Scientists claim that geological processes such as cryovolcanism and glacial activity could not have simply smoothed the surfaces of Pluto and Charon, as such resurfacing would have erased the largest craters with the smaller ones. The team concluded that no known process would preferentially erase smaller craters. In addition, the number of craters of Pluto and Charon is consistent with similar studies conducted on the moons of Jupiter and Saturn: small craters are also lacking on these moons.

Too little or too much? And why it's important

However, the number of craters does not exactly match the results of a recent star-monitoring survey called OASES, which looked for fast blinking stars suggesting that a distant object was passing in front of them. After 60 hours of observation of 2,000 stars, Ko Arimatsu (National Astronomical Observatory of Japan) and his colleagues discovered that a single occultation event corresponded to an object of about 1 kilometer in the Kuiper belt. As even one discovery was unexpected, scientists explained Nature Astronomy that the discovery indicates an excess – not a shortage – of these objects the size of one kilometer in the external solar system.

"I'm not convinced yet by any of these blackout detections," says Parker. "For each of these types of events with one or two players, there are countless alternative possibilities for what they may have been other than occultations of stars by objects of the Kuiper belt. "

For his part, Arimatsu says: "I suppose additional studies on resurfacing processes are needed because Pluto and Charon (and also Ultima Thule, probably) seem to be geologically unique and that unexpected resurfacing processes can occur."

At the same time, says Arimatsu, "we have not discovered AN object and the results of the size distribution are still very uncertain." It is even possible, he adds, that the concealment of his team is not totally incompatible The Horizons team found.
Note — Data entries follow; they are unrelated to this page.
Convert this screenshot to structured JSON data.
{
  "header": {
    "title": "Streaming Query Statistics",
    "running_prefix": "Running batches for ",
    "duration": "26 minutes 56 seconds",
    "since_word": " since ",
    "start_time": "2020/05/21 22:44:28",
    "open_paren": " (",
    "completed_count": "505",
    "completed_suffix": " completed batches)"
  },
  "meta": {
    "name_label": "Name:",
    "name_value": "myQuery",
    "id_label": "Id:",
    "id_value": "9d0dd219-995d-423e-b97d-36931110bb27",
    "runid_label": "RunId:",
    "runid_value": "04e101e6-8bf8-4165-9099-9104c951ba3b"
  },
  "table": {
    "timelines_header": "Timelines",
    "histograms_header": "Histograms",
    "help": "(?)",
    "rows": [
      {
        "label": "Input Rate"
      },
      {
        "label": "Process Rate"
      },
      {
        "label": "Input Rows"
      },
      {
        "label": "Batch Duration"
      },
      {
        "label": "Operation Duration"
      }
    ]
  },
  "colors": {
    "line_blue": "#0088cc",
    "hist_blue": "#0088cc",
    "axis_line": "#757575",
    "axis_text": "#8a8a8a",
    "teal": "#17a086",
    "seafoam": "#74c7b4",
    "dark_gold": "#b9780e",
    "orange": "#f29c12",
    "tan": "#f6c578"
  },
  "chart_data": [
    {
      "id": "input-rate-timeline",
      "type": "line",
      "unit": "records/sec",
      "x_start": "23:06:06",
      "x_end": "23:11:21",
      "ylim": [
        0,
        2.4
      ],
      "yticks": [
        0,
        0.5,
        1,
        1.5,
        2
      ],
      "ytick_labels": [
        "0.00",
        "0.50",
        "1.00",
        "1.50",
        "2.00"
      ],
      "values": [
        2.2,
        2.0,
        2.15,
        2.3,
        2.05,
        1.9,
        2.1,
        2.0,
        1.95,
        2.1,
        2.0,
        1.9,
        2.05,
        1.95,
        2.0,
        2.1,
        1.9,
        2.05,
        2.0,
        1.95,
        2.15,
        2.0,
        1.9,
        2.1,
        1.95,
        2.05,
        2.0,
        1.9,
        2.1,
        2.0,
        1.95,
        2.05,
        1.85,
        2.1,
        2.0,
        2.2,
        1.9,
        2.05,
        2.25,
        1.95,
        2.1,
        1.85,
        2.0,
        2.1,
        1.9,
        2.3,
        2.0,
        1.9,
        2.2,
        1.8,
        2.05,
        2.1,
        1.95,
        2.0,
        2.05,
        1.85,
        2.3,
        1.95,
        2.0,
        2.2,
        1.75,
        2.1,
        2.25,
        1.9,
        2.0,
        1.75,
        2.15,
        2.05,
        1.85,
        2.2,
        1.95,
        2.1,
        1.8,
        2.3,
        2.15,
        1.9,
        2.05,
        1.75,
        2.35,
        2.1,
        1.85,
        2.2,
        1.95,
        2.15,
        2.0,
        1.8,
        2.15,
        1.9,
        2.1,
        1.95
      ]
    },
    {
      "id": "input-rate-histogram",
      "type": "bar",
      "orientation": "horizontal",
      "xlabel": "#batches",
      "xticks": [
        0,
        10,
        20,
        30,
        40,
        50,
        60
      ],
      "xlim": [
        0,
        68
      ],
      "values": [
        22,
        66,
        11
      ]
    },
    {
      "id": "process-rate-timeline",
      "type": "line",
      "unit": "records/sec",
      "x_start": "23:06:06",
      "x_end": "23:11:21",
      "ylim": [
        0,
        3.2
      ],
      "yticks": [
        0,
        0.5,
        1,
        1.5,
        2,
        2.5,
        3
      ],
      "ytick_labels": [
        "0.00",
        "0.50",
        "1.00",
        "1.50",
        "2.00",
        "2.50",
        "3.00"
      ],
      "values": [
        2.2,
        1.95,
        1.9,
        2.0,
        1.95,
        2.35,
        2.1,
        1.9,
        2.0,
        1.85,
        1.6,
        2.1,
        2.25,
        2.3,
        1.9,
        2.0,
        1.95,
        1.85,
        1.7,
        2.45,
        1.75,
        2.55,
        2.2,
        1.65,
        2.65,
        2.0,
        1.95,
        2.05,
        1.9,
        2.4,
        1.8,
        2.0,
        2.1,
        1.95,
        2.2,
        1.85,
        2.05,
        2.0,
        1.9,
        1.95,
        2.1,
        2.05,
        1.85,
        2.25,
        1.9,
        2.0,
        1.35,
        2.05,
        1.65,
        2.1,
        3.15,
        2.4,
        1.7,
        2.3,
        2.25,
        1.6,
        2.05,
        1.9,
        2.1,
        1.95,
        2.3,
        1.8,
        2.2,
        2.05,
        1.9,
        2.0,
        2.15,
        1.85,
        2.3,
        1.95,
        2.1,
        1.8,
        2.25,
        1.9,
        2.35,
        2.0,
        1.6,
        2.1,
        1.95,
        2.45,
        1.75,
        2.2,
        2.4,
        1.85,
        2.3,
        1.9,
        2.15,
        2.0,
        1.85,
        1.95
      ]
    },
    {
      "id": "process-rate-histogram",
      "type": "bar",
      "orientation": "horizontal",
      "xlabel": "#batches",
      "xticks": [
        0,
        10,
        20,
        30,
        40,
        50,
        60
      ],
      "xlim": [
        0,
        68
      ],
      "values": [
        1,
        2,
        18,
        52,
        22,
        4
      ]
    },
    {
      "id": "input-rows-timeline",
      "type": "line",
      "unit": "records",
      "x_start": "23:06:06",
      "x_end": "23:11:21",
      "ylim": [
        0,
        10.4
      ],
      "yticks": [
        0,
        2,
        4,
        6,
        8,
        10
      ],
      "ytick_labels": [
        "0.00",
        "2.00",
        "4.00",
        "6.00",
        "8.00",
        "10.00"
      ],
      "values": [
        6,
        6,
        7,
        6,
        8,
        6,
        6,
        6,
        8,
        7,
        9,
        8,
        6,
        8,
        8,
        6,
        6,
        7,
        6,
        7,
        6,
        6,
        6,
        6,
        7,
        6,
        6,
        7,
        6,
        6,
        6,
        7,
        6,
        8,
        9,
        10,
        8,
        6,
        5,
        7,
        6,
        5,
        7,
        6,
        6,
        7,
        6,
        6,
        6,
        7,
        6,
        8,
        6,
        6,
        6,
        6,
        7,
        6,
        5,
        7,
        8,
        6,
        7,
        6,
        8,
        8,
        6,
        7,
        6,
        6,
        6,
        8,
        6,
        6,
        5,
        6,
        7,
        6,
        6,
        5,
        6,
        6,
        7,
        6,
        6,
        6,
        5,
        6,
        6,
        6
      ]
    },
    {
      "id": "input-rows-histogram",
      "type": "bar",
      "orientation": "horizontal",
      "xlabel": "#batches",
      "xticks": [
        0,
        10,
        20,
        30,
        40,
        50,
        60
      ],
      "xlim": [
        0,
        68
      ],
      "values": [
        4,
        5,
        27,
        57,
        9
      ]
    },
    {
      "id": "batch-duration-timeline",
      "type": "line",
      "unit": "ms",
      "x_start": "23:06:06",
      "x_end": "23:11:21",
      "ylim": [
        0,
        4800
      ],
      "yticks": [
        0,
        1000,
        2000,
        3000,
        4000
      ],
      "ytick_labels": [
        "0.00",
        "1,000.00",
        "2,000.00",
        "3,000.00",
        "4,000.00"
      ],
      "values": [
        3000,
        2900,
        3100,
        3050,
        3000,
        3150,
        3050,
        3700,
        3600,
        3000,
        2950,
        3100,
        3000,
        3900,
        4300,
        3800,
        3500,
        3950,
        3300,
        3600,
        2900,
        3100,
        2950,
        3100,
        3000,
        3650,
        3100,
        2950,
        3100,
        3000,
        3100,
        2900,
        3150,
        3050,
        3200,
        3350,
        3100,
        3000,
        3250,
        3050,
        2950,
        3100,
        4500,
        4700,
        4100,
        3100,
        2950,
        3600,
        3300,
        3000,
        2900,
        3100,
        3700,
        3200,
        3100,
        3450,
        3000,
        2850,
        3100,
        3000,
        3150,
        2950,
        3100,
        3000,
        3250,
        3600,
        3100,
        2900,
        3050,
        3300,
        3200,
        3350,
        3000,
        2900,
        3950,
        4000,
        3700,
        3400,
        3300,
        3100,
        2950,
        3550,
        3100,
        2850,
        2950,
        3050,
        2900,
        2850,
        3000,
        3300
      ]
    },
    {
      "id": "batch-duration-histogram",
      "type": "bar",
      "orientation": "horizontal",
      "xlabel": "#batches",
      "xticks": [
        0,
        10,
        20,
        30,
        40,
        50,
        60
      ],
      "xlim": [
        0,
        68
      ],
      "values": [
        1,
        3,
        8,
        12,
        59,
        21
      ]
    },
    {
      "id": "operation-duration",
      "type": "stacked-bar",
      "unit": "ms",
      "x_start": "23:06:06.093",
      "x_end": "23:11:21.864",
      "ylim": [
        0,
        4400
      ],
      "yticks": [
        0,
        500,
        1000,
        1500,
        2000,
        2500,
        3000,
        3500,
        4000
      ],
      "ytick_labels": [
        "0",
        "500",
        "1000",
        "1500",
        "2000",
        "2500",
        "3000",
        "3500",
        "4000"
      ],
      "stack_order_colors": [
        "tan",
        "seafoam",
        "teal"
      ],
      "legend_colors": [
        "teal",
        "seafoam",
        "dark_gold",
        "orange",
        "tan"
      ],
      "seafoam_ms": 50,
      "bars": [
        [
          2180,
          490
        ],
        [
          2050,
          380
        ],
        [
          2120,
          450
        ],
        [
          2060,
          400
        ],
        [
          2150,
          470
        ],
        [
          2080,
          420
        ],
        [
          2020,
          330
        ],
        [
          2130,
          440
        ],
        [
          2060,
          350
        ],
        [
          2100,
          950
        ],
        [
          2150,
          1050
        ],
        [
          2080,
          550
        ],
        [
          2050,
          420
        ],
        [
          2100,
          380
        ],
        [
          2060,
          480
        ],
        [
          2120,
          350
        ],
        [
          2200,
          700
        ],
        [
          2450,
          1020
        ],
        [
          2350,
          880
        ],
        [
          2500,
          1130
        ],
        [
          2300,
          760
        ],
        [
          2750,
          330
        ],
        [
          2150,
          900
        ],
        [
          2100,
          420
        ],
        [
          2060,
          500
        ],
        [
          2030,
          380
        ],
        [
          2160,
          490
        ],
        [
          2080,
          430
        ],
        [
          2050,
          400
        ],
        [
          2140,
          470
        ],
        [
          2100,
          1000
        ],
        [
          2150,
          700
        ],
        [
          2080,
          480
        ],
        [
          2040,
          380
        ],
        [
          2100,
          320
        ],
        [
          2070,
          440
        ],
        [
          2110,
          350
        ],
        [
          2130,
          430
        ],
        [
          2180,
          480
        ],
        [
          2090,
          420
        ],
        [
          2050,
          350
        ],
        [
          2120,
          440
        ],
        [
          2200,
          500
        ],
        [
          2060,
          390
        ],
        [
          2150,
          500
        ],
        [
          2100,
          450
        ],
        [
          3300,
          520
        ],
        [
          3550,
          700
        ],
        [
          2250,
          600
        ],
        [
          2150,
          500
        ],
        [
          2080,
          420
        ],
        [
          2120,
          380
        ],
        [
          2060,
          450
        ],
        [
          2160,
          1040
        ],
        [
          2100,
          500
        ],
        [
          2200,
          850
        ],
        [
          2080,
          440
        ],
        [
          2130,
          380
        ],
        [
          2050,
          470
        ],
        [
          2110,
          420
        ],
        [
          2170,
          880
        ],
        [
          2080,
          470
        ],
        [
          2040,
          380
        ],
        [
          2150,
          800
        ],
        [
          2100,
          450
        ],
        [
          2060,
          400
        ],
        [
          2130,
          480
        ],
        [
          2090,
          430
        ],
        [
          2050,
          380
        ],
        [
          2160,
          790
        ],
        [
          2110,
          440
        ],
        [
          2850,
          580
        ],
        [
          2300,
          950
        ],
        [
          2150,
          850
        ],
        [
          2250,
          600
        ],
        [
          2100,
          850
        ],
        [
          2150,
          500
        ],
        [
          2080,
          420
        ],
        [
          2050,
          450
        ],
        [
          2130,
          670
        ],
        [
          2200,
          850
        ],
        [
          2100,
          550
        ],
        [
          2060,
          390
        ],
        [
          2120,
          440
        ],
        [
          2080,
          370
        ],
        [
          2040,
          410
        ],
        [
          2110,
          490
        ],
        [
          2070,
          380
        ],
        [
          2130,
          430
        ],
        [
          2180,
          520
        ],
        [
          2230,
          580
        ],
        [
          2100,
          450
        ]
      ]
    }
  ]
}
The issue of the number of objects in the Kuiper belt the size of a kilometer may seem a bit like asking how many angels are dancing on the head of a pin. But the answer has potentially considerable implications for our understanding of the formation of the planet in the early solar system.

If there are few objects the size of one kilometer, it could mean that the Kuiper belt is so sparse that objects have not spent too much time since 4 billion of years to cross each other. After all, collisions usually create a lot of little things from a few great things. And if the collisions were relatively rare, what we see now is what was there at the beginning. That is, the Kuiper Belt would represent the solar system much as it existed during its formation.

While the Kuiper Belt has remained intact since its inception, the relative size of the objects it contains could illuminate the formation of the planet. For example, the size distribution found by Singer and his colleagues confirms the idea that giant planets were formed when gravitational instabilities led to explosive growth.

What the future holds

Both teams agree that future blackout investigations, such as the Transneptunian Automated Blackout Survey (TAOS-II), are essential to fully understand the Kuiper Belt. TAOS-II, for example, will capture the sky at a speed of 20 frames per second. It's a little faster than the OASES configuration, which captured 15.4 frames per second, but that changes what TAOS-II will see.

"High cadences are absolutely necessary because shadows cast by objects of this size and distance are not the same as the ones we usually see every day around us," says Parker. As the shadow of an object from the Kuiper belt sweeps the Earth, observers see the light of the star blocking it fade and lighten, fade and illuminate, a double pattern called Fresnel Diffraction. "The characteristic flicker of these diffraction fringes in the shade is what provides a strong confirmation of the properties of the occulting object."

Plus, TAOS-II is designed to capture not just one occultation event but hundreds of them. By combining many observations, astronomers will finally gain a much better understanding of the population of the Kuiper Belt.